No food or products that may attract animals should be in the sleeping area, including toothpaste and wrappers. Anything attracting animals should be hung in a bear bag or canister in the food storage area at least 12ft above ground.
When Nature Calls
Find a spot a least 200ft away from any water source. Dilute urine with water from a bottle to limit the salts in the urine, which attracts some animals. Proper disposal of solid waste in the backcountry is to bury it 6-8 inches deep in a cat hole unless packing out waste is required.
Toilet paper should either be buried or packed out. Hygiene products, including used tampons and pads, should be stored in plastic bags, kept away from camp, ideally hung in a bear bag not to attract wildlife, and packed out.
Practice The Principles of Leave No Trace
Leave No Trace is an ethical practice with a central idea that teaches us to enjoy nature while minimizing our impact. This includes our impact on wildlife through overuse, erosion, and trash.
We wouldn’t have life without nature, and we can make a difference in protecting this asset with our daily actions.
Aim to backpack with a buddy; there is safety in numbers, and sharing the experience is more fun. Always carry the 10 Essentials while in the backcountry and leave a copy of your itinerary with someone.
Check the weather before heading out. Consider carrying a Personal Locator Beacon (PLB) – an emergency SOS device that can transmit location for search and rescue. Continue to grow your knowledge and take courses in wilderness survival.
Frequently Asked Questions
Q: What Essential Gear Do I Need for Backpacking?
A: For a successful backpacking trip, it’s essential to have the right gear. Key items include a sturdy and comfortable backpack, a sleeping bag suited for the climate, and a lightweight tent. Clothing should be weather-appropriate, emphasizing layers for varying conditions, including a waterproof layer.
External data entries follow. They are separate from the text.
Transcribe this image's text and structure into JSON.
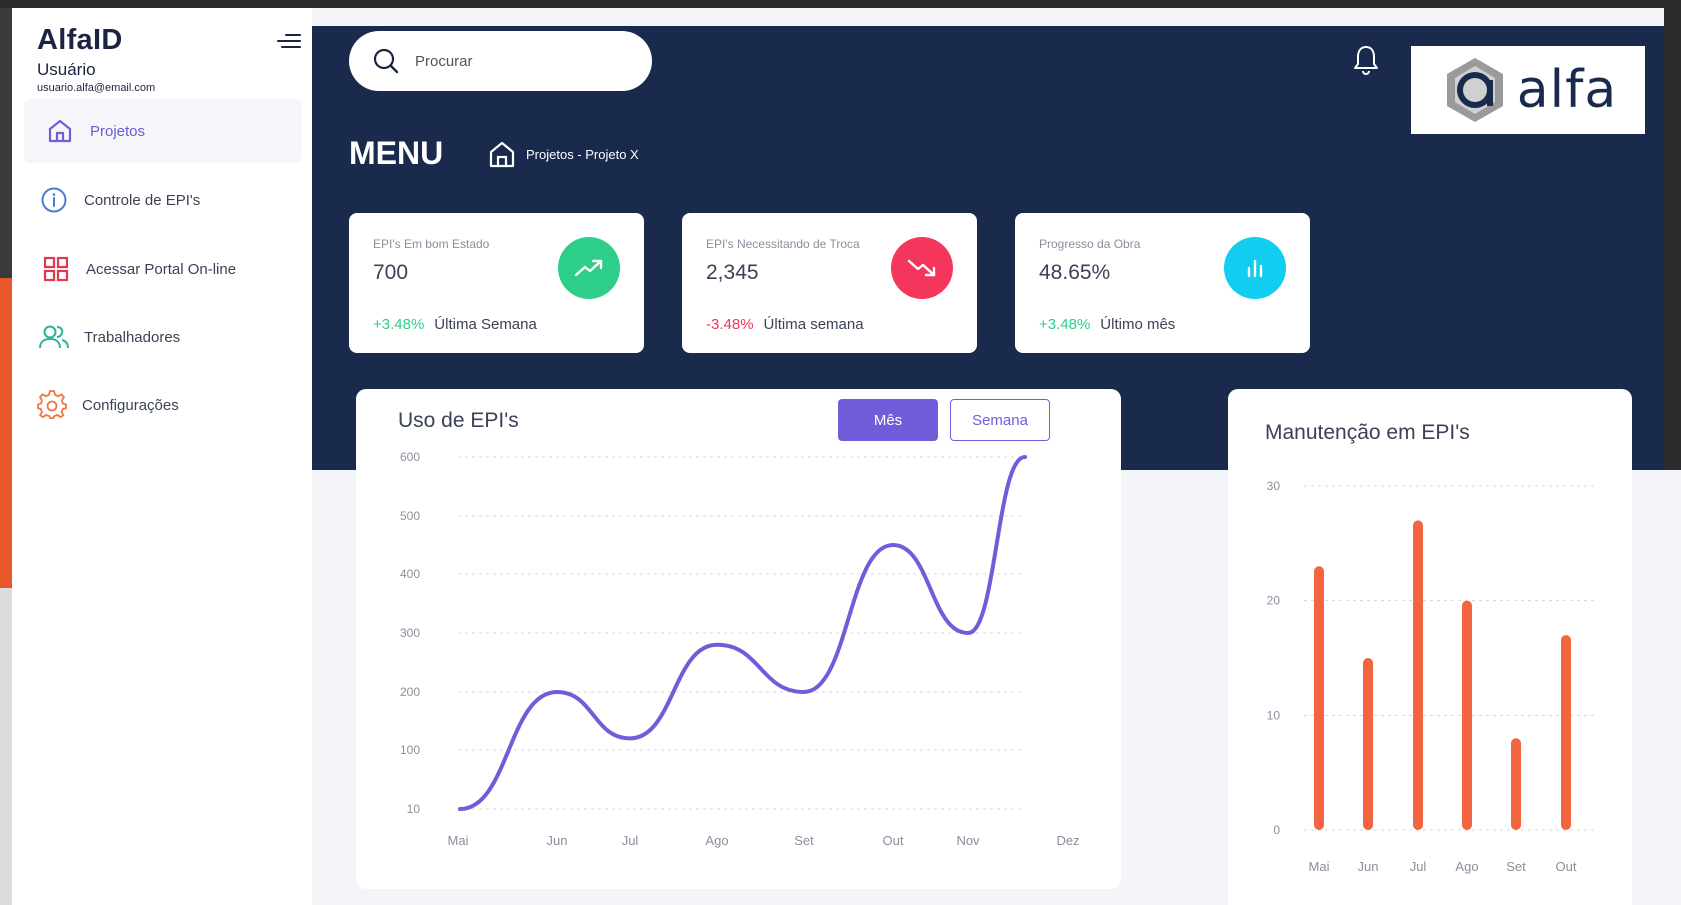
{
  "brand": {
    "title": "AlfaID",
    "user": "Usuário",
    "email": "usuario.alfa@email.com"
  },
  "sidebar": {
    "items": [
      {
        "label": "Projetos",
        "icon": "home-icon"
      },
      {
        "label": "Controle de EPI's",
        "icon": "info-icon"
      },
      {
        "label": "Acessar Portal On-line",
        "icon": "grid-icon"
      },
      {
        "label": "Trabalhadores",
        "icon": "users-icon"
      },
      {
        "label": "Configurações",
        "icon": "gear-icon"
      }
    ]
  },
  "header": {
    "search_placeholder": "Procurar",
    "menu_title": "MENU",
    "breadcrumb": "Projetos - Projeto X",
    "logo_text": "alfa"
  },
  "stats": [
    {
      "caption": "EPI's Em bom Estado",
      "value": "700",
      "change": "+3.48%",
      "period": "Última Semana",
      "color": "#2dce89"
    },
    {
      "caption": "EPI's Necessitando de Troca",
      "value": "2,345",
      "change": "-3.48%",
      "period": "Última semana",
      "color": "#f5365c"
    },
    {
      "caption": "Progresso da Obra",
      "value": "48.65%",
      "change": "+3.48%",
      "period": "Último mês",
      "color": "#11cdef"
    }
  ],
  "line_card": {
    "title": "Uso de EPI's",
    "btn_month": "Mês",
    "btn_week": "Semana"
  },
  "bar_card": {
    "title": "Manutenção em EPI's"
  },
  "chart_data": [
    {
      "type": "line",
      "title": "Uso de EPI's",
      "categories": [
        "Mai",
        "Jun",
        "Jul",
        "Ago",
        "Set",
        "Out",
        "Nov",
        "Dez"
      ],
      "series": [
        {
          "values": [
            10,
            200,
            120,
            280,
            200,
            450,
            300,
            600
          ]
        }
      ],
      "y_ticks": [
        10,
        100,
        200,
        300,
        400,
        500,
        600
      ],
      "ylim": [
        0,
        600
      ],
      "color": "#6f5dd9",
      "grid": true
    },
    {
      "type": "bar",
      "title": "Manutenção em EPI's",
      "categories": [
        "Mai",
        "Jun",
        "Jul",
        "Ago",
        "Set",
        "Out"
      ],
      "values": [
        23,
        15,
        27,
        20,
        8,
        17
      ],
      "y_ticks": [
        0,
        10,
        20,
        30
      ],
      "ylim": [
        0,
        30
      ],
      "color": "#f3653f",
      "grid": true
    }
  ]
}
Navigation tools such as a map and compass, or a GPS device, are crucial for route finding.
Don’t forget food and water supplies, with additional purification methods for water, and a basic first aid kit for emergencies. Also, pack a multi-tool, a headlamp or flashlight, and sun protection, including sunscreen and a hat.
Q: How Do I Plan a Backpacking Route and Choose a Campsite?
A: Planning your route requires researching trails that match your fitness level and interests. Beginners should opt for shorter and less challenging trails. It’s important to consider the availability of water sources along the route and to be aware of the weather forecast for the area.
Some trails might require permits, so check this in advance. When choosing a campsite, prioritize established sites that are at a safe distance from water sources to protect both the environment and your safety. The campsite should also offer some protection from the elements, like strong winds.
Q: How Can I Stay Safe While Backpacking?
A: Staying safe while backpacking involves several precautions. Educate yourself about the local wildlife and the proper way to store food to avoid attracting animals. Always treat water from natural sources to avoid contaminants. Bring a well-stocked first aid kit and familiarize yourself with basic first aid procedures.
In case of an emergency, have a plan for how to contact help, which may include carrying a satellite phone or a personal locator beacon in remote areas. Stick to marked trails and be aware of your surroundings to prevent getting lost or encountering unexpected hazards.
By addressing these key areas, beginner backpackers can embark on their adventures with greater confidence and safety.
A lot goes into backpacking, and the smallest mishap can have disastrous consequences. Always be aware of your surroundings, know your limits, and if you are not an experienced/expert backpacker, do not go alone. Backpacking can be one of the best experiences you’ll have. So be prepared and make memories.